Velocity Clearing, LLC has agreed to pay a $1 million penalty and bring in an independent consultant after FINRA uncovered sweeping failures in how the firm monitored for manipulative trading. The New Jersey-based broker-dealer, which has been a FINRA member since 2003, signed a settlement through a Letter of Acceptance, Waiver, and Consent (AWC), avoiding a formal disciplinary hearing.

The case stems from years of supervisory lapses. Between December 2019 and June 2023, Velocity’s automated surveillance systems churned out nearly 150,000 alerts tied to potential market abuses such as spoofing, layering, wash trades, and cross trades. Instead of investigating, compliance staff closed most alerts without meaningful review. At times, single employees closed hundreds or even thousands of alerts in a day.

When the firm upgraded its systems in July 2023, the problems only grew. The new platform generated more than 15 million alerts in under two years. Almost all were closed without investigation, and by early 2025 more than 5 million alerts were still sitting untouched.
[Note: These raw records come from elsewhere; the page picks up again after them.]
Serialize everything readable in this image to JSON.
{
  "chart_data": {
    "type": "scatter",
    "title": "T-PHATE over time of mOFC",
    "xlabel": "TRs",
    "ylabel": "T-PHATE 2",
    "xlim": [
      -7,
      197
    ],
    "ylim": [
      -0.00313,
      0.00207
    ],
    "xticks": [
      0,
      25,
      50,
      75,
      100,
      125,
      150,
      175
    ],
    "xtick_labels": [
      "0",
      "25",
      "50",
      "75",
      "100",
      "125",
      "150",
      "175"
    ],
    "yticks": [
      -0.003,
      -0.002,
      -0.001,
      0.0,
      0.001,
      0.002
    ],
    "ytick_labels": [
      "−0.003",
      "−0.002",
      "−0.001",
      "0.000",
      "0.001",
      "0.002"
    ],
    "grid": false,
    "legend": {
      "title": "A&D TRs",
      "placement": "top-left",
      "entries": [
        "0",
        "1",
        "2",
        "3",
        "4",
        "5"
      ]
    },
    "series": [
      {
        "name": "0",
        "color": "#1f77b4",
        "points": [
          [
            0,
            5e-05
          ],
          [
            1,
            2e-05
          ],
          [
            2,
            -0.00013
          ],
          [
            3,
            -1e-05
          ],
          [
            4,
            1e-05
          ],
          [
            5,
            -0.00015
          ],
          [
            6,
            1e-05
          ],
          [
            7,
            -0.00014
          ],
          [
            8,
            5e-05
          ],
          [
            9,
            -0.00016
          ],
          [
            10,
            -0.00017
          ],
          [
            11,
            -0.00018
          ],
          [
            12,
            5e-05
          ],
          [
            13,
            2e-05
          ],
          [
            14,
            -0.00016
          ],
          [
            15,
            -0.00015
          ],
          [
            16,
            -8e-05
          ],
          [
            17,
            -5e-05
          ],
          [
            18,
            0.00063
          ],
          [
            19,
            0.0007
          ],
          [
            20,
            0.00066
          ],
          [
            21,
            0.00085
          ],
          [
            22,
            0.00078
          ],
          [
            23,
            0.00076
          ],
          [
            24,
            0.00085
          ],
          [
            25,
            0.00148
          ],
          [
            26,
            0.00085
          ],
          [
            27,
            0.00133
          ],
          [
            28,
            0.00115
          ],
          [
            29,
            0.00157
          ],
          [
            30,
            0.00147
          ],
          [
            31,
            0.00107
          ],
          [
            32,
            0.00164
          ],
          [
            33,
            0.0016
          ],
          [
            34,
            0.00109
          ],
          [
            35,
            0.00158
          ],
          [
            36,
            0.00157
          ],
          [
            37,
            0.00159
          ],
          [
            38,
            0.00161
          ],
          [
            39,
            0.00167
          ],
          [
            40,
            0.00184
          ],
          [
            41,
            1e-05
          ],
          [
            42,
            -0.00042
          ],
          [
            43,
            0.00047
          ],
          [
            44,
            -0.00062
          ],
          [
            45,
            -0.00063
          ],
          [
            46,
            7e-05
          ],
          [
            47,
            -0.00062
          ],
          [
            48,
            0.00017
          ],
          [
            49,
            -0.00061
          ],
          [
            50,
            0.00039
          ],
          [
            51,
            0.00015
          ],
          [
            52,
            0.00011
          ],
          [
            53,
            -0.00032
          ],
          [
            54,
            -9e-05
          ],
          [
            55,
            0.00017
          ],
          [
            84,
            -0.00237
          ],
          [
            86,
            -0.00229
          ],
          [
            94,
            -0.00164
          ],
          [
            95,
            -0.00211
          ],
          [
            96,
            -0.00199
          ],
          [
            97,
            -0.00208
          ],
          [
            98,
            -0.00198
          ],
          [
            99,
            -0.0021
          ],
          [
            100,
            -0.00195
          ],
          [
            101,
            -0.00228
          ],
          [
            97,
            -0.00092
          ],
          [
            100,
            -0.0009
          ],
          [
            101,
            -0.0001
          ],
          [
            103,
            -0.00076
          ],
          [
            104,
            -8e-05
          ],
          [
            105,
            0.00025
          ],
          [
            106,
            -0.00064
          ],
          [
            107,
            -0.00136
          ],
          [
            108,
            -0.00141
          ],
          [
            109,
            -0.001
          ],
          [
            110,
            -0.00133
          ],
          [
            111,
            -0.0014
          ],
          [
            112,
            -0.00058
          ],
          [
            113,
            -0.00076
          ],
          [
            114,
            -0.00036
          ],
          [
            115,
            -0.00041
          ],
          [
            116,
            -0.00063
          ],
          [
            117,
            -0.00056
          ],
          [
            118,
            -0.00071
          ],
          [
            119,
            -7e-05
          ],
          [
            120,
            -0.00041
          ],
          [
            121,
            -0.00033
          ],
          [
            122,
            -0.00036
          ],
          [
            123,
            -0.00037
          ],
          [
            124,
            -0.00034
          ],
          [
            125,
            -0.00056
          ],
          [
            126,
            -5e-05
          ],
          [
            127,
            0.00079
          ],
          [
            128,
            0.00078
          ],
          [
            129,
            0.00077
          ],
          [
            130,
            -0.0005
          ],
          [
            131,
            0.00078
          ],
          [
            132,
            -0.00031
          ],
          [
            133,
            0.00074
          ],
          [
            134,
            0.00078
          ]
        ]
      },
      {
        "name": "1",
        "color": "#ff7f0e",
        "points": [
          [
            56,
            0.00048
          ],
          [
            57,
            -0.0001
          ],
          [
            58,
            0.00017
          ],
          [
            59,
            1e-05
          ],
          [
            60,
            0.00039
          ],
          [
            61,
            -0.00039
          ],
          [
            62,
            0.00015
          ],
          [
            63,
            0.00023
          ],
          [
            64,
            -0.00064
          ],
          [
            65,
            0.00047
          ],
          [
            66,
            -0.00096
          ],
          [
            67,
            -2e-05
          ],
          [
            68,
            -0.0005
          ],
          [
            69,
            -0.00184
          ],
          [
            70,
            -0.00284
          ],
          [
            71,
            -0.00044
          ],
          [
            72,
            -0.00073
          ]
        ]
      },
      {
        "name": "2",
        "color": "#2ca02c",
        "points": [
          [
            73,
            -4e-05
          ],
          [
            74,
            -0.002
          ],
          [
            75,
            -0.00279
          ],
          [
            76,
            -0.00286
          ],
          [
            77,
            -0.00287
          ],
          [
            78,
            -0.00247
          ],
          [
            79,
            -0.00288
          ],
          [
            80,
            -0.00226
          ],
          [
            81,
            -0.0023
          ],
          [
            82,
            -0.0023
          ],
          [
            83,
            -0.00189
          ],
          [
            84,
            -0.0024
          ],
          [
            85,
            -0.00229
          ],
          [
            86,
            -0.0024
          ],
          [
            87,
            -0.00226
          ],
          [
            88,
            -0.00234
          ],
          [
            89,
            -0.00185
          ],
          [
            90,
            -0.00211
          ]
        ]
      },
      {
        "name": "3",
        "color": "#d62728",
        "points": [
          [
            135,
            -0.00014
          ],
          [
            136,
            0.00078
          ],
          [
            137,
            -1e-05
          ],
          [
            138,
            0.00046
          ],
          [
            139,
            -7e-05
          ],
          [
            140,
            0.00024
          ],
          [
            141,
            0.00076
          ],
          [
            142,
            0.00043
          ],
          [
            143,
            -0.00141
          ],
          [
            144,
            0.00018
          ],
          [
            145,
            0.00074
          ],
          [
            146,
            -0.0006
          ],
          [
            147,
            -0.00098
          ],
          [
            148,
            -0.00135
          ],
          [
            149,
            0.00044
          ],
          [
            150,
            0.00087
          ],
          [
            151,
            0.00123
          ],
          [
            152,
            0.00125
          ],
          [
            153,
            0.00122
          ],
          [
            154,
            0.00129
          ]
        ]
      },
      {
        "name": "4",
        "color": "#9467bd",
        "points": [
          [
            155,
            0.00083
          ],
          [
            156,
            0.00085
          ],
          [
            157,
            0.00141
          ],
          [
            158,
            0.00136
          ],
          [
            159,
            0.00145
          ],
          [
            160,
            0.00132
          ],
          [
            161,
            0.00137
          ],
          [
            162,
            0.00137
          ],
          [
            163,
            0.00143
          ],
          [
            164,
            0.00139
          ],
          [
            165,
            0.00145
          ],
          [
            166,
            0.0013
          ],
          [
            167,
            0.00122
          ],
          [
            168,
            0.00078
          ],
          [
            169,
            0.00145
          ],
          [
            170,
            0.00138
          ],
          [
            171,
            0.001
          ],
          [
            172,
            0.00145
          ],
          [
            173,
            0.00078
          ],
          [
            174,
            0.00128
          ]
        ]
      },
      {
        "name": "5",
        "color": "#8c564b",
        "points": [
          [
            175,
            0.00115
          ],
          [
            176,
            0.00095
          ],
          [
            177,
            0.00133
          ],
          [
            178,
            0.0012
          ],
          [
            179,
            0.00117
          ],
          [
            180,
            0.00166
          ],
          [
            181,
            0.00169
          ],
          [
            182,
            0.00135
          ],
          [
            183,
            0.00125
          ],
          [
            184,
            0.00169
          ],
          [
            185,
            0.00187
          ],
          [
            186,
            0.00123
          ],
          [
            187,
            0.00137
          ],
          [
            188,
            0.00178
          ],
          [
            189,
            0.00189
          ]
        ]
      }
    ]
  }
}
Thin Resources, Thinner Oversight

The volume of warnings was compounded by a lack of resources. For part of the period, one compliance employee carried the responsibility for reviewing alerts while juggling other duties. Even after Velocity added staff, there was little training or written guidance on how to evaluate suspicious activity. Escalation procedures were missing, and reviews lacked consistency or depth.

FINRA noted that Velocity’s written supervisory procedures offered almost no practical direction on how to spot manipulative patterns or how to document and escalate concerns. The result was a surveillance framework that existed on paper but failed in practice.

Without admitting or denying the findings, Velocity agreed to:

  • A censure;
  • A $1 million fine, with $81,056 payable directly to FINRA and the remainder distributed across several U.S. exchanges, including NYSE, Nasdaq, and Cboe;
  • An undertaking to hire an independent consultant, approved by FINRA, to overhaul its supervisory systems.

The case is another reminder of FINRA’s sharpened focus on firms that treat surveillance as a box-checking exercise rather than a serious defense against market abuse. For Velocity, the missed alerts add up to more than a compliance misstep, they illustrate the risks of letting supervision fall behind technology and trading volumes.